One of the big themes of any entrepreneurship story in Detroit (a city pestered by reporters) is one of access and motivation. This was the case at the Tomorrow Tour event held at TechTown Detroit, as part of the first multi-city event series Technical.ly produced with Comcast NBCUniversal.

“This has to be about more than just affordable real estate,” said Paul Riser, Jr., the managing director of technology-based entrepreneurship at TechTown, a business accelerator founded in 2000 by leaders at Wayne State University with General Motors and the Henry Ford Health System. “There are reasons to build here.”

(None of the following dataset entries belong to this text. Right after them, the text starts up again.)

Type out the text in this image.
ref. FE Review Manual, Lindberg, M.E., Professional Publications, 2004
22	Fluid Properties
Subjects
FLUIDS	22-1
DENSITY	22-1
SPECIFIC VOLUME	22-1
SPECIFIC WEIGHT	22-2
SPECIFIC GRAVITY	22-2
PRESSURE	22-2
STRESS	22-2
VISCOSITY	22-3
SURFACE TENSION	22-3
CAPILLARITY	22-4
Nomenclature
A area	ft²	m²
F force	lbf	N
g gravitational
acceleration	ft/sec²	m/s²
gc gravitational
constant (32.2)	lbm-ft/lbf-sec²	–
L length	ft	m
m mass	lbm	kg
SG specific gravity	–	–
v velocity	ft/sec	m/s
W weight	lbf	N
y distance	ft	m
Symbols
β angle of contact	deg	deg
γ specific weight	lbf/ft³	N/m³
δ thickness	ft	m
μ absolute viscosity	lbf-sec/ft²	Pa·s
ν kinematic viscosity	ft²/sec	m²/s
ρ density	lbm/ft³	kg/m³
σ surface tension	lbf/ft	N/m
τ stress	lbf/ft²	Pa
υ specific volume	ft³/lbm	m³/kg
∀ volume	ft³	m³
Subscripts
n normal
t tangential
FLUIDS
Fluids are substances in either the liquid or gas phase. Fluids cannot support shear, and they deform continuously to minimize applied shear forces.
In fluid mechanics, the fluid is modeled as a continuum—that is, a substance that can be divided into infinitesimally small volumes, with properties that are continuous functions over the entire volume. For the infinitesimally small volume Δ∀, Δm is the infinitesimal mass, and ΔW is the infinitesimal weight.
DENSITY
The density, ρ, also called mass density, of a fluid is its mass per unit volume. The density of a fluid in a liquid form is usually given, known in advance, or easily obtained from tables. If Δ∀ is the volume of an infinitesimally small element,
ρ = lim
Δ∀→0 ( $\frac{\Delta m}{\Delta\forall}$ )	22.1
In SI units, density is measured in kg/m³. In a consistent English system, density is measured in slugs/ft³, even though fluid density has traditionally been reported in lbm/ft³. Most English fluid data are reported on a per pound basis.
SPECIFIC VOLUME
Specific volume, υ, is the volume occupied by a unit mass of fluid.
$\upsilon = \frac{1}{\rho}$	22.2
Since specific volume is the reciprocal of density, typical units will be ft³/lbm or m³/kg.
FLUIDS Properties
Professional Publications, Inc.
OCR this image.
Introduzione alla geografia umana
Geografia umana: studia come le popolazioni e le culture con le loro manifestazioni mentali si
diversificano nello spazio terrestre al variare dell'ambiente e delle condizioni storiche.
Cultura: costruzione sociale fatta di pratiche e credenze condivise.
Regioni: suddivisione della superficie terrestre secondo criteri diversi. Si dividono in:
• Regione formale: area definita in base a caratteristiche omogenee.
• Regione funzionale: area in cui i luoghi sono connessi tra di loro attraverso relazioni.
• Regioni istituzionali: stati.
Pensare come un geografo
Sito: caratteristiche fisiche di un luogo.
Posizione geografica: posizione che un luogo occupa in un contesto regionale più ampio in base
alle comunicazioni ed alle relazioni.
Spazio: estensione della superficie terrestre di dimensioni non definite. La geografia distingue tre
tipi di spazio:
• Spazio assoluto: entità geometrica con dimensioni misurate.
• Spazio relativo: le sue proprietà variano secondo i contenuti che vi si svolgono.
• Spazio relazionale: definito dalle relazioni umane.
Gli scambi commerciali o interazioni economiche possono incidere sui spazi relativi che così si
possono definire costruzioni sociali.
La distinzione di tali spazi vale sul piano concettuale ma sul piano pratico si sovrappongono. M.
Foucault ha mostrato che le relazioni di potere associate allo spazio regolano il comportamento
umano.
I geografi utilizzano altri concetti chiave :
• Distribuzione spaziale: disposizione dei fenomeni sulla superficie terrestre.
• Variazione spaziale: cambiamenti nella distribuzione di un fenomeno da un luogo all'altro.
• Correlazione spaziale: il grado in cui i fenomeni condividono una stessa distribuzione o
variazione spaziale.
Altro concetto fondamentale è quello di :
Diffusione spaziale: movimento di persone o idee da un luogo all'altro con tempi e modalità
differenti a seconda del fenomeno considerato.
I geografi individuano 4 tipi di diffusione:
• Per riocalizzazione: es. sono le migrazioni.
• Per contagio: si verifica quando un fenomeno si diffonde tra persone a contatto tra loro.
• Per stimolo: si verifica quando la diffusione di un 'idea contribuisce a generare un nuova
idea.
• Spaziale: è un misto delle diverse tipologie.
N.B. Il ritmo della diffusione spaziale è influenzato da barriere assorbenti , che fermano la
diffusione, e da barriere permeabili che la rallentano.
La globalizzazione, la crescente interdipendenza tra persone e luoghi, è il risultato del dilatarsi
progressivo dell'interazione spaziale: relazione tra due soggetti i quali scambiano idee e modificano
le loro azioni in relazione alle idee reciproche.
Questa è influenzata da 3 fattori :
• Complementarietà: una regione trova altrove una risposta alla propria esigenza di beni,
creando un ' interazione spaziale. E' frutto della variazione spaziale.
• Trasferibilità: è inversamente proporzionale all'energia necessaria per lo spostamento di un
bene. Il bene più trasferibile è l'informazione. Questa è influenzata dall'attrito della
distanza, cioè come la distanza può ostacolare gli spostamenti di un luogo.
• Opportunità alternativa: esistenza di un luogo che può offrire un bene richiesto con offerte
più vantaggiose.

The city’s legendary automobile manufacturing reputation looms — Boulder-bred TechStars brought a mobility-focused accelerator and the 135,000-square-foot, GM-founded TechTown is adjacent to transportation technology incubator NextEnergy. There, too, are budding strengths in food and urban agriculture (shoutout to Campbell’s $231 million acquisition of suburban Garden Fresh last year), said Amanda Lewan, the cofounder of the Bamboo Detroit coworking space and editor of Michpreneur, a founder-focused news site.

Detroit also has the bones and the soul of all big cities — diversity (including a fair bit of gender-balance in IT salaries), research universities, culture and history and infrastructure (some of which is getting turned back on).

But for all that good sense, it’s hard not to instead focus on the passion that’s behind a city portrayed as in crisis.

Even those who think the fears are overblown say so with conviction. Ask Ida Byrd-Hill, a Detroit-native edtech founder, who stood up during the Tomorrow Tour and announced to applause: “We are not rebuilding ourselves.”

No, say those most seriously pinning their entrepreneurship dreams to Detroit’s future, it isn’t that the city needs to be remade.

“It’s an opportunity and the feeling that there is real work to be done,” said Jason Lorimer over $5 glasses of Tempranillo one night last month.

The founder of Dandelion, a seven-person civic-tech consultancy that serves as something like a general contractor on large projects, has been in Detroit for four years. First he moved from Philadelphia to follow an investment in a previous company of his, and then he stayed anchored to the network he built here. Lorimer is representative of so much Detroit change — and got pilloried for just that.

Well-intentioned as he may have been from the start, a 2013 essay of his on coming to Detroit to join in “its future” led his likeness to be used to symbolize a certain-kind of much criticized city newcomer: the white male entrepreneur and self-styled savior. Dozens of meme photos of him were shared by Detroiters who were trying to understand what it meant to be a struggling city with so much national attention and a new crop of excited residents.